The White House announced a 10% global minimum tariff, with rates of 15% and higher for countries with significant trade surpluses with the US. South Africa with a tariff of 30% is one of the hardest hit, but not the only country with high tariffs, including Canada at 35%.
US GDP grew by 3.0% q/q in Q2 2025, better than the expected increase of 2.6%. Growth boosted by a massive 30.3% drop in imports. Net exports contributed a substantial 5.0 percentage points to the quarterly growth rate. Consumer spending still positive but a little underwhelming.
SA inflation up at 3.0% in May driven mostly by food and housing. Market expected 3.1%. SA inflation is expected to continue to drift higher in second half of the year, but there is still scope for the Reserve Bank to cut a further 25bps.

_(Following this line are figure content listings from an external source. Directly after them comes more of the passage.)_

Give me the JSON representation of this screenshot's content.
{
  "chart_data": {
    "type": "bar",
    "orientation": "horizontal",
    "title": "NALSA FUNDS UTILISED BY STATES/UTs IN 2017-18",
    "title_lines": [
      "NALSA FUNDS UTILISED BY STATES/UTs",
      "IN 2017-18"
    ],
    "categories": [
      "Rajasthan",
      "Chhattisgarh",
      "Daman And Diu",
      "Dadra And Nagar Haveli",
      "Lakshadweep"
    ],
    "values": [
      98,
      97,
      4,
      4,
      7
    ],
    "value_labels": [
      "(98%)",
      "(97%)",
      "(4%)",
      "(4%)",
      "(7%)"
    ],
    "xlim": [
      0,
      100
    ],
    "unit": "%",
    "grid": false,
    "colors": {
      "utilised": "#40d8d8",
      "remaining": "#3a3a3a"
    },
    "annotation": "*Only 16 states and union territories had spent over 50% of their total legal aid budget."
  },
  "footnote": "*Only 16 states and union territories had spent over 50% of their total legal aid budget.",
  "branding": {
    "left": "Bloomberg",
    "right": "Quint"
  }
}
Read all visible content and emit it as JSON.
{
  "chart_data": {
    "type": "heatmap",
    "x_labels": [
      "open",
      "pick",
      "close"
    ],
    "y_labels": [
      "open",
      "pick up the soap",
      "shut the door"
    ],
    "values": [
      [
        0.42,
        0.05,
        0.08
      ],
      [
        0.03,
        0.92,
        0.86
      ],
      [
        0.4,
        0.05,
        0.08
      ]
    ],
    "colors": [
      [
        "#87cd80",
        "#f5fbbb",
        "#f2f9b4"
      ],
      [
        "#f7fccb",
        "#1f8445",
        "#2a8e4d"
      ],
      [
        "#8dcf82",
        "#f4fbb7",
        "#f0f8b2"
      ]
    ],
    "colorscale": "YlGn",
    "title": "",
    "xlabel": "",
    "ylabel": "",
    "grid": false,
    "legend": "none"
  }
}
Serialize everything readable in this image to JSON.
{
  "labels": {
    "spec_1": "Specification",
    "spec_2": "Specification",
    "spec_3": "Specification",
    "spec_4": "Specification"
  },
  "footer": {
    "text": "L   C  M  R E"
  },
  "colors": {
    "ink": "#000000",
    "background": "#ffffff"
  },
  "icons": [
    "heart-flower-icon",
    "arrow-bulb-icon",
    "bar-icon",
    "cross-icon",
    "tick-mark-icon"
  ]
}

US inflation a mixed outcome in June with headline inflation up at 2.7% and core inflation at 2.9%. There is some evidence of tariffs pushing some prices higher, but a lower monthly increase in shelter helped to soften the headline impact.
There are currently 7 568 bills and resolution before the US Congress, but only about 7% will become law. The vast majority of bills that are introduced to the US Congress don’t make it past the Committee stage and are usually introduced to appease a particular constituency.
Interestingly just before the US labour market report was released at 14h30 the market was pricing a 25% chance of the Federal Reserve cutting interest rates by 25bps at the next FOMC meeting on 30 July. This has now fallen to 6.7%.
US employment report better than expected in June with economy adding 147 000 jobs while the unemployment rate strengthened to 4.1% helped by a reduction in the size of the labour force. No cut in US interest rate at the end of July.
Over past 2 months the US ADP report shows a loss of 2000 jobs. The last time ADP indicated job losses over 2 months was during COVID. Increased nervousness about today’s official employment report. ADP suggests companies have become reluctant to add jobs given policy uncertainty.
Fed chair Jerome Powell made it clear at the ECB forum in Portugal today that the Fed would have cut interest rates further if President Trump had not introduced the high import tariffs, which led to concerns about a substantial increase in US inflation.
The US Tax Bill (which has $4.5 trillion in tax cuts and $1.2 trillion in spending cuts) has passed in the senate with a vote of 51 to 50 with vice president Vance casting the deciding vote. Now it goes back to the House of Representative for their second approval.
US Federal Reserve kept interest rates unchanged as expected. But the focus is on the updated dot plot. The Fed appears to have become a little more concerned about weakening growth rather than higher inflation. Fed is expecting to cut rates twice during the remainder of the year.
SA consumer in line with expectations in May at 2.8%, with core inflation unchanged at 3.0%. Only concern is a further large increase in food prices, but overall SA inflation remains well under control.
SA GDP grew 0.1%q/q in Q1 2025 vs expectations for a decline -0.1%. Not good at all, but better than a negative number. Declining sectors include mining, manufacturing and construction. Positives were trade, finance. Over past year GDP grew by 0.8% vs population growth of 1.4%.
It will interesting to see if the US tariffs are allowed to remain in place while the appeal is underway. If not the government will probably have to start to refund importers. Trump has other ways to increase tariffs, but not as effective.
SA headline inflation slightly higher than expected at 2.8% due to sharp increase in food prices. This is despite a decrease in the fuel price. In contrast core inflation slightly lower than expected at 3.0%. Overall SA inflation remains well under control. Rate cut possible.
Moody’s downgraded the US credit rating from Aaa to Aa1 due to its high level of government debt and rising interest cost. Fitch and S&P have already downgraded the US to below the AAA credit rating.
Changes to US/China import tariff from 145% to 30% reduces the negative economic impact of all US tariffs by 40%, which is substantial. In contrast the US-UK trade deal has only a minor impact. Overall the current level of US tariffs is expected to push US inflation up by 1.5%.
No change in US interest rates, which remains in a range of 4.25% to 4.50%. Fed highlighted increased economic uncertainty, both in terms of inflation as well as growth. US interest rates on hold for a while longer, but the Fed will cut if the economy weakness meaningfully.